A Tenna, nella valle di Safien, lo skilift solare, che sostituirà un vecchio impianto, sarà dotato di una serie di pannelli sul cavo di traino. I pannelli saranno orientabili, in modo da raccogliere la maggior quantità di irradiamento possibile. Risolto anche il problema in caso di nevicate: i pannelli saranno richiudibili in modo che il peso della neve non possa danneggiarli. Si stima che l'impianto solare possa produrre una quantità di circa 90.000 kwh all'anno, funzionando sia d'inverno che d'estate. L'energia in eccesso, visto che il fabbisogno dell'impianto si attesta intorno ai 22 mila kwh, sarà venduta alle società elettriche.

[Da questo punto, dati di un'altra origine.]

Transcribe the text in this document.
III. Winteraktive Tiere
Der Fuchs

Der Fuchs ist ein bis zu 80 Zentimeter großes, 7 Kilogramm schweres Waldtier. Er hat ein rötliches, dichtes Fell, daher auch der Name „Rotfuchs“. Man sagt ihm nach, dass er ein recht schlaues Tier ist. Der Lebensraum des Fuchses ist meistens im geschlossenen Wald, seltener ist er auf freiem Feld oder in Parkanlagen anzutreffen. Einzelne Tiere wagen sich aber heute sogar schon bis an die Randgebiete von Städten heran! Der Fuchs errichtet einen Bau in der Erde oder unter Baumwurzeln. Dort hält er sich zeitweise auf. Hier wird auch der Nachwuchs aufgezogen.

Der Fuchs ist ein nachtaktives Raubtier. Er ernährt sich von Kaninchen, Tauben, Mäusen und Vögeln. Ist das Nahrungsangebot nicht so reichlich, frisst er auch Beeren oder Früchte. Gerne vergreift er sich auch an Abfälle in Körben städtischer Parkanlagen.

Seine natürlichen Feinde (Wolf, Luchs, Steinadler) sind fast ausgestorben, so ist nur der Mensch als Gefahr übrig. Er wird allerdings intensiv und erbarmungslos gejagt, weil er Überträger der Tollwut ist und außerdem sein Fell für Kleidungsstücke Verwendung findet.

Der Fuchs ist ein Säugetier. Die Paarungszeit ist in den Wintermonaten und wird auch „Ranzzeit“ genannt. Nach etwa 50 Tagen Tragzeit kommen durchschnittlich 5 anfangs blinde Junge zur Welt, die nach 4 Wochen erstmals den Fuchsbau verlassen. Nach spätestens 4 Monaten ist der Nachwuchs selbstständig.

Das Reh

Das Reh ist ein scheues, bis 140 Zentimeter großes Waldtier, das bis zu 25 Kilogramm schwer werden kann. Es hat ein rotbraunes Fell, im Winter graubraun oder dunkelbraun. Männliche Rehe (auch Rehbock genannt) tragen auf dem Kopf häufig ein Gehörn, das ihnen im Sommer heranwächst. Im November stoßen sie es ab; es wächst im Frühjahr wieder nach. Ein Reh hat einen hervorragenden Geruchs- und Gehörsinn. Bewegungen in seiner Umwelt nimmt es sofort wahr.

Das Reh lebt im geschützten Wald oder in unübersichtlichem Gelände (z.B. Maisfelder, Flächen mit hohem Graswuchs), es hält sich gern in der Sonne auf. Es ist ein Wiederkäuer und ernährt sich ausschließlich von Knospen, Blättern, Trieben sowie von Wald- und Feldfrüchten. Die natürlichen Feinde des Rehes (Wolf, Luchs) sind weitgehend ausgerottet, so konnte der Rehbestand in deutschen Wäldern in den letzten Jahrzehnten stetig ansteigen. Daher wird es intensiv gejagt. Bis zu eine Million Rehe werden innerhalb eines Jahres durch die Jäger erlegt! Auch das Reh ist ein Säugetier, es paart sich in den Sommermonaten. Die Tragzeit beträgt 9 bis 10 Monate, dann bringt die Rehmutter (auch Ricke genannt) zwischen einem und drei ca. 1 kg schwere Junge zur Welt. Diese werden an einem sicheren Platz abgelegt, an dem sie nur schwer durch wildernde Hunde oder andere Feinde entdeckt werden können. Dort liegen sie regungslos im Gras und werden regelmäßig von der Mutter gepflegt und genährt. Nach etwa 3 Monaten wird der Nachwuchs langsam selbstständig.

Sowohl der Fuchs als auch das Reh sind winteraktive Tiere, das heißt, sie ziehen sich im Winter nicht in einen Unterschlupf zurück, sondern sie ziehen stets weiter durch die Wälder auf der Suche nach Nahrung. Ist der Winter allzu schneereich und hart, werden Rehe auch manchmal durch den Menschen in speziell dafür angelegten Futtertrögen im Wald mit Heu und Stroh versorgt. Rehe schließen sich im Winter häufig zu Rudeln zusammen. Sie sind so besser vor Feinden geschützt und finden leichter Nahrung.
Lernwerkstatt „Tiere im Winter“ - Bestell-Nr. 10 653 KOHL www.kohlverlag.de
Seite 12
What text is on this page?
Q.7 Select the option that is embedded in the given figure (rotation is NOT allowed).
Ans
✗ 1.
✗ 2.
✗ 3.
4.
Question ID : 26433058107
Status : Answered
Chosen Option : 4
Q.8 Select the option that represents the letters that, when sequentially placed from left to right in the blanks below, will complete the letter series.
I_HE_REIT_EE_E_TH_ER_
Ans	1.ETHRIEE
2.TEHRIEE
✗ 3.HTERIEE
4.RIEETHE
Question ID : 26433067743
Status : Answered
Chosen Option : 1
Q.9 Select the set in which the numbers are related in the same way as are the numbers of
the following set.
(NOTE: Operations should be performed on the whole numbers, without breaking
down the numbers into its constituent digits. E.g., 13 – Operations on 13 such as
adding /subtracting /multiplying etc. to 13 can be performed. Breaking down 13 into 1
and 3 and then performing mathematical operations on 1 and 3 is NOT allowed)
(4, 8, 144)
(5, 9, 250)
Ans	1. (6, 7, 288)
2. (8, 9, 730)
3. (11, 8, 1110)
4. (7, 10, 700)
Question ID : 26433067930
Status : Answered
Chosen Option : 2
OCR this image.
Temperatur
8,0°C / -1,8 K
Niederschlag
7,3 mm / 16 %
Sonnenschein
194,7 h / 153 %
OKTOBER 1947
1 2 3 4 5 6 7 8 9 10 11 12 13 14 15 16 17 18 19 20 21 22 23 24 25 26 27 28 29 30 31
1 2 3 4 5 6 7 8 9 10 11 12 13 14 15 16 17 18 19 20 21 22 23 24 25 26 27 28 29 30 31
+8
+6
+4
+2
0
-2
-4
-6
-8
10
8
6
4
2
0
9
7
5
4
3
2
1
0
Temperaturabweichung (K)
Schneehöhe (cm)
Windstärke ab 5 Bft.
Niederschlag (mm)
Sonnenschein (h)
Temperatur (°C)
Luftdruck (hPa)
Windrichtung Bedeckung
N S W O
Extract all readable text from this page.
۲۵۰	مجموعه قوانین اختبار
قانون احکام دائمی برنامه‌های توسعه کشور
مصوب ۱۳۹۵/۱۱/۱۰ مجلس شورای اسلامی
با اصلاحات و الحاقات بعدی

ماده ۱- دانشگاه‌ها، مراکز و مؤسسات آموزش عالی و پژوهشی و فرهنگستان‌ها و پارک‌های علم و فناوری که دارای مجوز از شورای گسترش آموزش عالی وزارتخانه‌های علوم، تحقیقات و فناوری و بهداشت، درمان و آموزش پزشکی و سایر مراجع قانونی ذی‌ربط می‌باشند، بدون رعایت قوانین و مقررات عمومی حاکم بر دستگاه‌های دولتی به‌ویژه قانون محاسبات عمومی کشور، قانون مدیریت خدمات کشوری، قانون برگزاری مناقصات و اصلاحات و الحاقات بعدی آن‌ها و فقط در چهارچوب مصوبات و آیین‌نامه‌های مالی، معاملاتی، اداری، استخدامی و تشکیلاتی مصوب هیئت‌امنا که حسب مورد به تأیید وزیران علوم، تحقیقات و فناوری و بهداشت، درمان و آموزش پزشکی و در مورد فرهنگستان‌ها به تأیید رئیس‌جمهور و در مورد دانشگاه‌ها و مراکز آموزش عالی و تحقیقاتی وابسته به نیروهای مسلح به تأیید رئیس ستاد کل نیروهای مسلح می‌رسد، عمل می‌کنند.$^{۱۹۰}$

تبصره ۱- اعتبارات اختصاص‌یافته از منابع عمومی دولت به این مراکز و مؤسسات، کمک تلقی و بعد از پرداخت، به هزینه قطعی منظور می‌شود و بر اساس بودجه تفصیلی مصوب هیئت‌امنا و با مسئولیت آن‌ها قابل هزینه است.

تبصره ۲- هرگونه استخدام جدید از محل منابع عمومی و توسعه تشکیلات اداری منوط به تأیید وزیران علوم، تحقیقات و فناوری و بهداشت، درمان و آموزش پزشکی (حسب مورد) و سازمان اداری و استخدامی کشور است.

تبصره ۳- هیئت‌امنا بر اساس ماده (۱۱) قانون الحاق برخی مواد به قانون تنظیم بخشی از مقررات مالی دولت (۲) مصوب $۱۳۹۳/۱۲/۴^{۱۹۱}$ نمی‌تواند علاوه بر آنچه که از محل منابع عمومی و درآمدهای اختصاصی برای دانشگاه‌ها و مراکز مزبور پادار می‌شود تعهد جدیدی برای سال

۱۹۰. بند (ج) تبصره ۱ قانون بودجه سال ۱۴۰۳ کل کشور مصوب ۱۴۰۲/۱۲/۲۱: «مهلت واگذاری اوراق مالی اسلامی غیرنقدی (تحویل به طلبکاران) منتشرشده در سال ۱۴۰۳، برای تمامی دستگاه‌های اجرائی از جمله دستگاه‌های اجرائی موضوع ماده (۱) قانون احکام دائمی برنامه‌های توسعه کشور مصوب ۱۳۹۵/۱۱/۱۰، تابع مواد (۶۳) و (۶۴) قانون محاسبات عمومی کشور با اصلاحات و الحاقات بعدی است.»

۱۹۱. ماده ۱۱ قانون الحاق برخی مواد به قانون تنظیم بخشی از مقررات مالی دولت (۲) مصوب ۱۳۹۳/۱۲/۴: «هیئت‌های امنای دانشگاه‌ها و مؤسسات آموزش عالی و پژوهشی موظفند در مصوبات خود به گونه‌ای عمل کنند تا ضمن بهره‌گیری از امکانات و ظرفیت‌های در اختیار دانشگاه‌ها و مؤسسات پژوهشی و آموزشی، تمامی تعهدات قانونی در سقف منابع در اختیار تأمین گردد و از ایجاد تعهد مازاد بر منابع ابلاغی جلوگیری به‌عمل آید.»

Il primo impianto di risalita ecologico è arrivato però nel comprensorio sciistico Ski Welt Wilder Kaiser-Brixental, non lontano da Kitzbühel, all'inizio della stagione invernale appena conclusa. Il nuovo impianto è stato chiamato "Sonnenlift" (lo skilift del sole). Una novità a livello mondiale mentre ogni anno nascono nuove sciovie e praticamente in ogni comprensorio sciistico si realizza un nuovo impianto di risalita per migliorare la capacità di trasporto. Però non si era mai visto uno skilift ecologico. Il "Sonnenlift" è alimentato da un impianto fotovoltaico di 105 mq di superficie che fornisce alla sciovia l'energia necessaria al suo funzionamento. Diversa in questo caso la collocazione dei pannelli, perché le celle solari sono state posizionate sulla grande parete esterna della nuova stazione della sciovia. L'energia elettrica è immagazzinata nel deposito della Regione Tirolo, TIWAG, e attinta quando necessario. Così si riesce a far funzionare la sciovia anche se per qualche giorno non c'è sole. Anzi, produrre energia a sufficienza per coprire l'intero fabbisogno della sciovia. L'impianto produce circa 15 kwh, che nell'arco di tutto l'inverno arrivano a circa 12.000.